Data Science Project Start-Up Phase
The start-up phase of a data science project is, for me, one of the most exciting parts of the project, but it is also one of the most unclear phases. To have a fighting chance of making it to production, there are several factors that are extremely important and need to be addressed.
The most important part is the non-technical objective functions, which can be loosely stated as: What do you want to achieve within what constraints? As an example, we can use price optimization in an e-commerce setting. The first intuitive objective is to maximize the earnings from the product. But, if the constraints are not there, for example, while having a retention rate that is high enough, the objective function might lead to bad results, optimizing for single purchases.
A great way to start ideation with the objective function is to focus on the problem and learn how to describe it, not accepting solutions by themselves.

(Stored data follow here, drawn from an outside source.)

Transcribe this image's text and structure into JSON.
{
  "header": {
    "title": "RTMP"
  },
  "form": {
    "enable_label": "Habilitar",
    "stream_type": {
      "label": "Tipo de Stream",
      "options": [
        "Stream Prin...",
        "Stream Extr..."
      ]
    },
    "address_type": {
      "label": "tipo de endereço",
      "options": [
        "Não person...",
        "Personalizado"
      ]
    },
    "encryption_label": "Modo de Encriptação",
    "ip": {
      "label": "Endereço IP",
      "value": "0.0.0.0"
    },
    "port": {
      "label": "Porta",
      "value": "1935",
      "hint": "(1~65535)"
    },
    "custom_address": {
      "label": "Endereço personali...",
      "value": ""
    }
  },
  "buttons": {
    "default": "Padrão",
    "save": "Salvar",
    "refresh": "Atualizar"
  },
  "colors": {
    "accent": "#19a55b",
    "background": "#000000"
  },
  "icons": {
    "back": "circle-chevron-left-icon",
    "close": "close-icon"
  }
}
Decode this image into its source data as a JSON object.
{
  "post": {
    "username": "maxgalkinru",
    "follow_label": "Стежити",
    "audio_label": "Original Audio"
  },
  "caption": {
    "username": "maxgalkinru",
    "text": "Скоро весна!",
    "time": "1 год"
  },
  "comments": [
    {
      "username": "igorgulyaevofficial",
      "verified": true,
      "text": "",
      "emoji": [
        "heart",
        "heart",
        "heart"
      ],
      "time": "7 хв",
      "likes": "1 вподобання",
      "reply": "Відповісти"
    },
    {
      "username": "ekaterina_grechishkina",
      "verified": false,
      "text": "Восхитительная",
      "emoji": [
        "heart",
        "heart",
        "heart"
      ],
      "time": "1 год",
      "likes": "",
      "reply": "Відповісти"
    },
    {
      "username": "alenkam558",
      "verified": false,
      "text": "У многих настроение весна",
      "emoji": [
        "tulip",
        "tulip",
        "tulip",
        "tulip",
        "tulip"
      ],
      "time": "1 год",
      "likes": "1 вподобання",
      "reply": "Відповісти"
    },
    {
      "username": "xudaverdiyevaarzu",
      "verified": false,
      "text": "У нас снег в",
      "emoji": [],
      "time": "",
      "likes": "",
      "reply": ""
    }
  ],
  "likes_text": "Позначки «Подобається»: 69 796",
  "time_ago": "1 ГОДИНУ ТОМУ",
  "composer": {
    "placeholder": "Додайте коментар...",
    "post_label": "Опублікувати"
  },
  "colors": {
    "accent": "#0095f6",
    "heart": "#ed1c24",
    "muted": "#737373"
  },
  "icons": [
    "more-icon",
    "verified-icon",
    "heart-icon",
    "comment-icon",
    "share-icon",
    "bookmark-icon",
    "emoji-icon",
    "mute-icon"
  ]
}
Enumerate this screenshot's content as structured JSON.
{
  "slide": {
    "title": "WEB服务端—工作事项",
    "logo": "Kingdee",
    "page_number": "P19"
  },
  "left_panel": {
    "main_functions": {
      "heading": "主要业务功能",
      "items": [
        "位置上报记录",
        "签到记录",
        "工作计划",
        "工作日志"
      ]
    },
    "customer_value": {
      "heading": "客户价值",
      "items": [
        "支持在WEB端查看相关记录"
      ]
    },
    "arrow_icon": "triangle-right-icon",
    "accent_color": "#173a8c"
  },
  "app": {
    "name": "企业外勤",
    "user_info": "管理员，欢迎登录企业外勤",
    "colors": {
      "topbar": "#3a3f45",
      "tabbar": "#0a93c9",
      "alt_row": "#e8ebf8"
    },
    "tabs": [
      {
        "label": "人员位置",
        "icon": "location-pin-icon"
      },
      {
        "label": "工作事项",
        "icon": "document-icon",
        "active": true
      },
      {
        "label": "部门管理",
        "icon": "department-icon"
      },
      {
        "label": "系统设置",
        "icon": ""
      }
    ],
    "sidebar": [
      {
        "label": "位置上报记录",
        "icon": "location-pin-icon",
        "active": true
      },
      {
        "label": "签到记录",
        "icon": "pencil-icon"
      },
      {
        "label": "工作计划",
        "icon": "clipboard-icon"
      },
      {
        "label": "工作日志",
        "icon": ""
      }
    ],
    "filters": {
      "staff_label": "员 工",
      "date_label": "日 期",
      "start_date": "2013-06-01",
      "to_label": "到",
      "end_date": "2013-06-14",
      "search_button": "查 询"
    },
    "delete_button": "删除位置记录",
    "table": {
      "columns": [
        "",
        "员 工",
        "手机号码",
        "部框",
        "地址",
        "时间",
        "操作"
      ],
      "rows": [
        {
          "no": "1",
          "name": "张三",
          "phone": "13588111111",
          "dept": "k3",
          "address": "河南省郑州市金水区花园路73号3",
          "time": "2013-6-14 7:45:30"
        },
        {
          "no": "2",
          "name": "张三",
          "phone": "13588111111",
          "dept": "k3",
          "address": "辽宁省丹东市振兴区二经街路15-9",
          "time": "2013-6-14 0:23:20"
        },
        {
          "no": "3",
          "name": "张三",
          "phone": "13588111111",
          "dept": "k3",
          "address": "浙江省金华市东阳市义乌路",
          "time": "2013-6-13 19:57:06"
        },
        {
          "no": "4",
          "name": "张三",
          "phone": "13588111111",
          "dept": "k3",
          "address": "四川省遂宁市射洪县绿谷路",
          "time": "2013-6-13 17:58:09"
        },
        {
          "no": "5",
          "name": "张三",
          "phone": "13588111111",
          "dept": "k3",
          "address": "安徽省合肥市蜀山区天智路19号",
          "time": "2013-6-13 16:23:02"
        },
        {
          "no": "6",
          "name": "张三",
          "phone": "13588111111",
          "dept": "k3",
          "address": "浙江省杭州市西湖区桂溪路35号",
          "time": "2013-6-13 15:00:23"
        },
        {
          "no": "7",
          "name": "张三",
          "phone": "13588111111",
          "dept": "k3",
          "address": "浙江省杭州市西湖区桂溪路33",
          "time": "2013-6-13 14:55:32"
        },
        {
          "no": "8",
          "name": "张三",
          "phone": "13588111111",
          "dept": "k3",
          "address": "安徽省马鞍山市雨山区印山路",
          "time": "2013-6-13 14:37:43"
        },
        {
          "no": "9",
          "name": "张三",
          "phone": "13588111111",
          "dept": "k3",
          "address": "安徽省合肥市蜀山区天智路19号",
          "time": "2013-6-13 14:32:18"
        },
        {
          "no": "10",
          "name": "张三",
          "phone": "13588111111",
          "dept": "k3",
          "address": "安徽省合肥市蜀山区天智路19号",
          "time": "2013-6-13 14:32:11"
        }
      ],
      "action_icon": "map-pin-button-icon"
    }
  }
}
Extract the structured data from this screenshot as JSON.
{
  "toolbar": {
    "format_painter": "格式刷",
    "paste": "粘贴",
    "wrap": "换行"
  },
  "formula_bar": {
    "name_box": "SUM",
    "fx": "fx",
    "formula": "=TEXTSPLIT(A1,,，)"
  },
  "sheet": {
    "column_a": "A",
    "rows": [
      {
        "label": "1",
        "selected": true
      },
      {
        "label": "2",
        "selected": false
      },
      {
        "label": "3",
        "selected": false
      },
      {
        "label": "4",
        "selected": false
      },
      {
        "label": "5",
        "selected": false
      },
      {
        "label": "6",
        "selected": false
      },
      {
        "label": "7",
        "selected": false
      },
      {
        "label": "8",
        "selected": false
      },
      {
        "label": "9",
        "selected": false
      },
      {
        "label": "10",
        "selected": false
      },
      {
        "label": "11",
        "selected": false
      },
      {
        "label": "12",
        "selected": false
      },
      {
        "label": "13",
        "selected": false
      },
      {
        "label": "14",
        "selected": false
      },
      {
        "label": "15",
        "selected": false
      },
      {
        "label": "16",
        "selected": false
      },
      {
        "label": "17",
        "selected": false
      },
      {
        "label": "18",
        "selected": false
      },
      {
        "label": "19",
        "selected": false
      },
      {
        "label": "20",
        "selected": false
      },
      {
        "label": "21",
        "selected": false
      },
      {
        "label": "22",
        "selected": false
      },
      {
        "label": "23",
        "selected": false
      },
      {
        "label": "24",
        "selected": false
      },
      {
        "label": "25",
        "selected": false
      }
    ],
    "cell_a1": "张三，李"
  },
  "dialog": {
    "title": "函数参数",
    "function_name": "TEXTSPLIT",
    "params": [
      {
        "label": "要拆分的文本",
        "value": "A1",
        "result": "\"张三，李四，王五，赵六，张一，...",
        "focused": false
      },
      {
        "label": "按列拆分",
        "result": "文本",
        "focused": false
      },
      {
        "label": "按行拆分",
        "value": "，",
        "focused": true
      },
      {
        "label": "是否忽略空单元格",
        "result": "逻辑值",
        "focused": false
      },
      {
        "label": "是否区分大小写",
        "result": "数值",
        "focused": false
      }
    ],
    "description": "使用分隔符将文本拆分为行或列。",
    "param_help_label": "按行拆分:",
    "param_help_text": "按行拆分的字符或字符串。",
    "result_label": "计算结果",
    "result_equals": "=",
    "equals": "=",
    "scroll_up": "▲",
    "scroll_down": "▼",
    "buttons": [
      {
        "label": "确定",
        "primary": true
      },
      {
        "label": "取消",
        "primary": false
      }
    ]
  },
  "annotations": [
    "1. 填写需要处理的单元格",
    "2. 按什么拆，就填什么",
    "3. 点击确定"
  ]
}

By describing the problem, the solution can be reached as a consensus and free from legacies that lead to non-optimal results.
Another great way to challenge solutions comes from the first-principles methodology, where the first step is to make the requirements less dumb. This means that you ask why a lot and try to understand the requirements raison-d´etre, or reason for existence. The reason might be redundant or even harmful to solving the current problem.
Always challenge assumptions, and always try to remove layers until you get to the core of the problem.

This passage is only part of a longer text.